A great city known as Atlantis was reported to have disappeared beneath ocean waters. This event is referred to in several ancient writings as a reference to something written by Plato. He heard the story from his grandfather, who heard it from some Egyptian priests. Whether or not this story is true, there are a number of other legends and accounts from around the world that told of cities and buildings that were covered by rising sea levels.
Most of the known written world history records began after the end of the Ice Age when ocean levels and world climates had stabilized. Secular history presents an account of the first humans as primitive and ignorant, only gradually progressing to become modern man. Archeologists tend to fit the artifacts they find from ancient civilizations into the evolutionary theory, except for the ooparts that are just placed on a shelf as “anomalies.”
Nevertheless, pyramids, written languages, underwater remains of manmade structures, and other archeological artifacts still hold convincing clues to the past.
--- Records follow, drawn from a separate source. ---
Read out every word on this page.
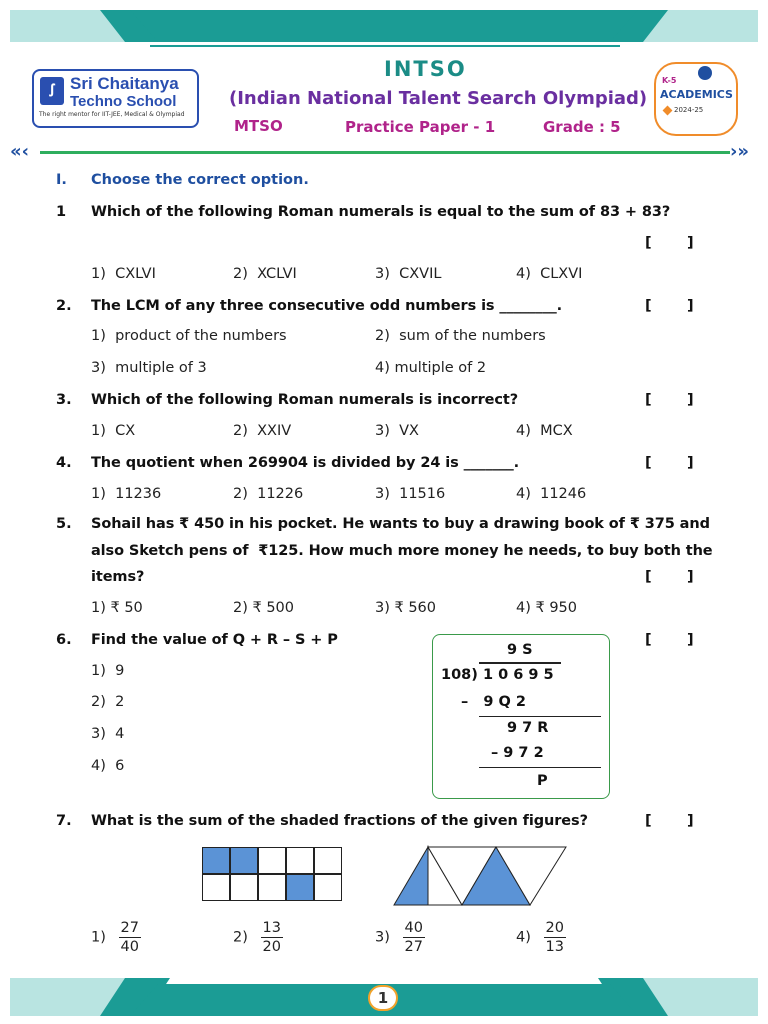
ꭍ Sri Chaitanya
Techno School
The right mentor for IIT-JEE, Medical & Olympiad
INTSO
(Indian National Talent Search Olympiad)
MTSO	Practice Paper - 1	Grade : 5
K-5
ACADEMICS
2024-25
«‹	›»
I. Choose the correct option.
1 Which of the following Roman numerals is equal to the sum of 83 + 83?
[       ]
1)  CXLVI	2)  XCLVI	3)  CXVIL	4)  CLXVI
2. The LCM of any three consecutive odd numbers is ________.	[       ]
1)  product of the numbers	2)  sum of the numbers
3)  multiple of 3	4) multiple of 2
3. Which of the following Roman numerals is incorrect?	[       ]
1)  CX	2)  XXIV	3)  VX	4)  MCX
4. The quotient when 269904 is divided by 24 is _______.	[       ]
1)  11236	2)  11226	3)  11516	4)  11246
5. Sohail has ₹ 450 in his pocket. He wants to buy a drawing book of ₹ 375 and
also Sketch pens of  ₹125. How much more money he needs, to buy both the
items?	[       ]
1) ₹ 50	2) ₹ 500	3) ₹ 560	4) ₹ 950
6. Find the value of Q + R – S + P	[       ]
1)  9
2)  2
3)  4
4)  6
9 S
108) 1 0 6 9 5
–   9 Q 2
9 7 R
– 9 7 2
P
7. What is the sum of the shaded fractions of the given figures?	[       ]
$1) \frac{27}{40}$	$2) \frac{13}{20}$	$3) \frac{40}{27}$	$4) \frac{20}{13}$
1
They strongly support the idea that the earliest humans were highly intelligent and were designed by an intelligent Creator, in agreement with Genesis chapter one.
History books depict man’s earliest ancestors as ape-like animals, followed by cavemen who progressed over millions of years to become modern man. However, these accounts are far from factual. They tend to be accepted as facts because they have been repeated so many times and not many experts have challenged this assumption.
The real fact is that many aspects of history can be more logically explained by highly intelligent early humans, a worldwide Flood, the restoration of some pre-Flood technologies, the dispersal of Flood survivors from Babel, and a non-repeatable Ice Age.